Hingga cukup jauh dari laboratorium, bahkan hingga ke tepi pulau. Tepat saat Chiffon diturunkan, laboratorium benar-benar meledak, tetapi tidak terlalu besar, seperti hanya ledakan kecil yang cukup menghancurkan robot itu saja. "Bagaimana dengan Fawn?" tanya Chiffon khawatir.
Azure hanya tersenyum. "Jangan khawatir, dia tidak hanya pintar, tapi juga sangat kuat."
Meski begitu, Chiffon masih merasa tidak tenang. Tidak ada kobaran api melainkan asap hitam yang tebal. Lalu tidak lama Azure menunjuk ke atas, begitu Chiffon ikut mendongak, seberkas cahaya kuning terlihat mendekat, menjadi pertanda gadis itu bisa bernapas agak lega.
"Sangat hebat, Fawn." Azure menyambutnya dengan sebuah tos.
"Tuan Putri, bisa berikan tasku?" Chiffon yang masih memeluk benda itu segera mengembalikannya.

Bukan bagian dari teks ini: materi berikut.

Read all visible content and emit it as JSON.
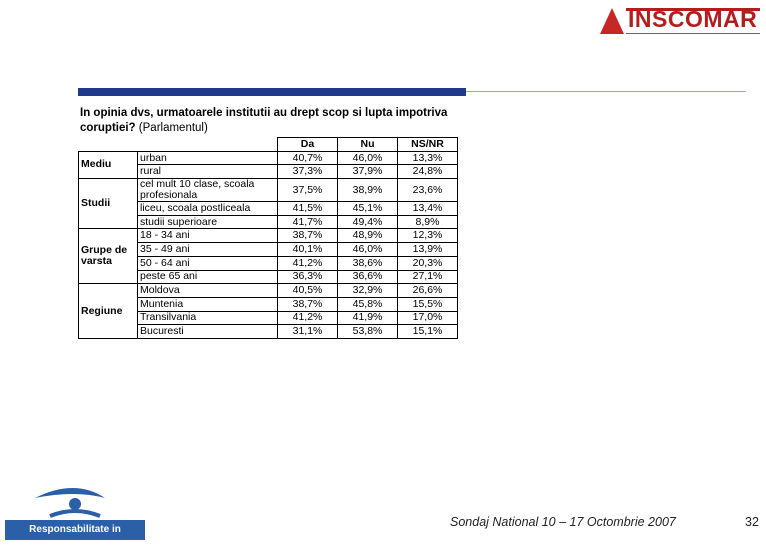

Fawn merogoh isinya cukup dalam, lalu mengambil sebuah botol air yang masih penuh. Kemudian satu tangannya mengambil pasir yang ada di bawahnya. Chiffon sama sekali tidak mengerti apa yang remaja itu coba lakukan, dan semakin kebingungan saat Fawn memasukkan pasir itu ke air, mencapurnya hingga air itu keruh, lalu meminumnya. Membuatnya lantas terbatuk berkali-kali, tetapi masih terus dia lakukan hingga botol itu benar-benar habis.
"Itu kontraknya," ucap Azure. "Fawn bisa memperbesar atau memperkecil tubuhnya sesuai yang dia inginkan, tetapi setiap kali dia lakukan itu dia harus meminum air yang keruh."
Fawn mencoba tertawa. "Menjadi seorang Contract Knight itu tidak menyenangkan," ungkapnya.
"Yah, bagaimana dengan Blood? Apa dia mati?" tanya Azure langsung, dan Fawn hanya menggeleng kasar, membuatnya langsung mendecak kesal.
"Kau mungkin tidak memperhatikan, tetapi Dr. Blood sudah pergi tepat setelah membuat robotnya."
"Setidaknya sekarang kau aman, Putri."
Chiffon hanya terdiam, dia malah kembali mendongak, dan butuh beberapa saat bagi kedua remaja itu sadar dengan apa yang Chiffon sebenarnya perhatikan.
"Mungkin itu menjelaskannya." Sekumpulan robot lainnya, terbang dan melebur bersama gelapnya malam, keluar di mana atap laboratorium tersebut berlubang.
Fawn kembali berang. "Dia benar-benar tidak bisa membuat kita istirahat untuk sejenak."
"Jangan khawatir, Fawn." Azure langsung maju. "Bawa Putri kembali ke Aparath, aku yang akan menahannya."
"Ha? T--Tidak. Kau yang harus membawanya pulang."
Azure lantas menolak juga. "Bukannya sombong, tapi aku tidak punya kontrak apapun untuk di bayar, sedangkan kau baru saja menghabisi satu botol penuh minumanmu."
"Justru karena itu, benda-benda terbang itu hanyalah pengalihan. Dr. Blood tidak mungkin membiarkan pasukan-pasukan robotnya yang melakukan semua pekerjaan, pria itu akan mencari Putri Chiffon, dan kau yang harus di sana saat itu terjadi." Azure mendesau, temannya memang pintar, tetapi dia tidak menyukai saat kepintarannya digunakan di saat begini.
"Lagipula, siapa yang akan menggunakan kekuatan kalau kau punya senjata terhebat di dunia." Fawn menambahkan dengan mengangkat senjatanya.
Azure mengangguk lemah, menyetujui ucapan Fawn. Sementara remaja itu--tanpa bahkan mengenakan kembali pakaiannya—masuk lagi ke hutan. Tersisa Chiffon, Azure segera membawanya ke kapal yang mereka gunakan ke pulau untuk segera kembali ke Aparath.
"Kau siap Putri?"
Chiffon hanya mengangguk, dan kapal tidak lama meninggalkan pesisir dengan Azure mulai mendayung.